Dada a sua espantosa durabilidade, é provavelmente a hora de se reconhecer que essa corrente proto-fascista é um traço permanente do corpo político dos EUA. Como pés feios ou orelhas grandes, trata-se de uma parte imutável de quem somos. Teremos que aprender a viver com ela.
Mas também é verdade que a influência dessa facção na cultura americana em geral tem amplos fluxos e refluxos ao longo do tempo. Nossos pais e avós não tiveram que lidar tanto com eles, porque a extrema-direita esteve na defensiva durante o auge do New Deal. Ela deu as caras alguns curtos anos durante a era McCarthy – longos o suficiente para ver a ascensão dos Birchers [membros da Sociedade John Birch, grupo extremista de direita] – e depois caiu firmemente na irrelevância de novo.
Mas a deriva conservadora geral do país desde os anos Reagan e o surgimento da Internet (que possibilitou que os grupos de um só assunto e as redes regionais da direita se cristalizassem numa cultura nacional, unificada e única ao longo dos anos 90 e 00) reacendeu a extrema-direita como força política. O resultado foi que a história provavelmente verá os oito anos de George W. Bush como a era do “Auge dos Pirados” – a marca do nível máximo na influência e no poder da extrema-direita radical nos EUA.
Agora, as coisas estão mudando de novo. Mais ou menos anualmente, durante os últimos cinco anos, tenho escrito sobre as possibilidades futuras dos aspirantes a fascistas da extrema-direita dos EUA. É hora de dar outra olhada, porque a paisagem cultural e política na qual eles trabalham hoje já não a mesma de três anos atrás.

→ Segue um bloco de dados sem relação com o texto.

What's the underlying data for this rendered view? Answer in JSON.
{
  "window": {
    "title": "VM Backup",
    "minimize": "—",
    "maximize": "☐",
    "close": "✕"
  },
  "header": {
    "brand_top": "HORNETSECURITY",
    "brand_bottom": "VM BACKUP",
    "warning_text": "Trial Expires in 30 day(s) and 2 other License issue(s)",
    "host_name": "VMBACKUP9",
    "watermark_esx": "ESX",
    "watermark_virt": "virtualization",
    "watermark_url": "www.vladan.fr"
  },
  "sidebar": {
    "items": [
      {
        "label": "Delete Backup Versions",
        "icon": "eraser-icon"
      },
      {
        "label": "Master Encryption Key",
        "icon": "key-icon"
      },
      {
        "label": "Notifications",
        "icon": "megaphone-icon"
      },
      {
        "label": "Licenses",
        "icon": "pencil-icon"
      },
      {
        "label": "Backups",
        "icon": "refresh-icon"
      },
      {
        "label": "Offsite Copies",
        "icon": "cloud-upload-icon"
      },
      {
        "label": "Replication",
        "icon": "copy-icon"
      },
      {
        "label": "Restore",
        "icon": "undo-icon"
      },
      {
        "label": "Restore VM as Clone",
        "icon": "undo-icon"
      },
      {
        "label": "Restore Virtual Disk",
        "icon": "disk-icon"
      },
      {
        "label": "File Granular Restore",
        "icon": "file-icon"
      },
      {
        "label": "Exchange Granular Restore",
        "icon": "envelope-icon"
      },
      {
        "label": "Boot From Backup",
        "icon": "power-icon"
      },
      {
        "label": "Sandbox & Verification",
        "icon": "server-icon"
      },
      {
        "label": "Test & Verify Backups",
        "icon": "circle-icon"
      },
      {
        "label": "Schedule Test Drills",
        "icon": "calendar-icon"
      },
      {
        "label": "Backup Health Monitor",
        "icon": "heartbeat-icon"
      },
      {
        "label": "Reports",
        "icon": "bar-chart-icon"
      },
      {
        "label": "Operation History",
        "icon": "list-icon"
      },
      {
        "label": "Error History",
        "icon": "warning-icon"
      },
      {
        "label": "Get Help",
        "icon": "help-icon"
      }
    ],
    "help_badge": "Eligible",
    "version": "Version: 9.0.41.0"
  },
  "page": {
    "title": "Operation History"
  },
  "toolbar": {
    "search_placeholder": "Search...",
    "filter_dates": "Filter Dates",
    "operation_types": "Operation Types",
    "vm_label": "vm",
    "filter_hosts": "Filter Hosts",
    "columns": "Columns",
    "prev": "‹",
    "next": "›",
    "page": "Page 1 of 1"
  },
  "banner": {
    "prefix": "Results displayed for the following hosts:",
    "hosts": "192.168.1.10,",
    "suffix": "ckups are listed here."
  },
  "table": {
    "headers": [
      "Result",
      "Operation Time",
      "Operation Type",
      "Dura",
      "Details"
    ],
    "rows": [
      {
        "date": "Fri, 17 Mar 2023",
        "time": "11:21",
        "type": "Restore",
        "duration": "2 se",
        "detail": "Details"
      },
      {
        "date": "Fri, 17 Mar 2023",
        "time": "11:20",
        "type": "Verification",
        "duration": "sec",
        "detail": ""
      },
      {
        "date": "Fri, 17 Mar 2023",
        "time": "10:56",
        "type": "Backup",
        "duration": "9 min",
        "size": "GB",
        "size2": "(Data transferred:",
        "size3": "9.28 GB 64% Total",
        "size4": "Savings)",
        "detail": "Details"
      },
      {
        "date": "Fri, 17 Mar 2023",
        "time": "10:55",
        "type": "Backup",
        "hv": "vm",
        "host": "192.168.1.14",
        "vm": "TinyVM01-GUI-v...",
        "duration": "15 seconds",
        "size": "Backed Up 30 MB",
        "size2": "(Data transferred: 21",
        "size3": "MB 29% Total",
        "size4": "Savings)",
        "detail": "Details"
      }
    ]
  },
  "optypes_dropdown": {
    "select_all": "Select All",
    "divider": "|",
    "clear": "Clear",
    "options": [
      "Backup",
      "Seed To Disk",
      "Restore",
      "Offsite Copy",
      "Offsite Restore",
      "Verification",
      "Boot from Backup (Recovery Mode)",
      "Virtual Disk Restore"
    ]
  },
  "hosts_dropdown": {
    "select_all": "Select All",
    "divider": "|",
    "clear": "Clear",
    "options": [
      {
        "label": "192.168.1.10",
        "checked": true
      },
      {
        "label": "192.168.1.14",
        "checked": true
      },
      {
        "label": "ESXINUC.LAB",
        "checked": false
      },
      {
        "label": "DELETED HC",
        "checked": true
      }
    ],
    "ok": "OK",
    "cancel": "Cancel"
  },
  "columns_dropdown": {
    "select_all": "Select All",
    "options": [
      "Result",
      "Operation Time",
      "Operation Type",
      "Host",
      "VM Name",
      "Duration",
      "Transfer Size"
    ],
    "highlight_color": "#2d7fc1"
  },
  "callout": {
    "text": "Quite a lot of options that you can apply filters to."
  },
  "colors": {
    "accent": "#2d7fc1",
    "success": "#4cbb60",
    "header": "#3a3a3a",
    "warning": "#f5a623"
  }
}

 EUA fascistas: Quase chegamos lá
A última vez em que visitei o assunto, em 2010, os progressistas estavam chegando a um ponto de desespero máximo. Em 2008, o Partido Republicano havia levado a sua maior surra desde os anos de Roosevelt. Mas, apenas dois anos depois, a extrema-direita não só havia se reagrupado; ela havia tomado controle completo do Partido Republicano sob a bandeira do Tea Party ressuscitado – e se preparava para eleger alguns dos Neanderthais econômicos, políticos e culturais mais extremistas do país. No processo, ela também estava ao ponto de reconquistar o Congresso, junto com o controle sobre mais de metade dos governos e legislativos estaduais.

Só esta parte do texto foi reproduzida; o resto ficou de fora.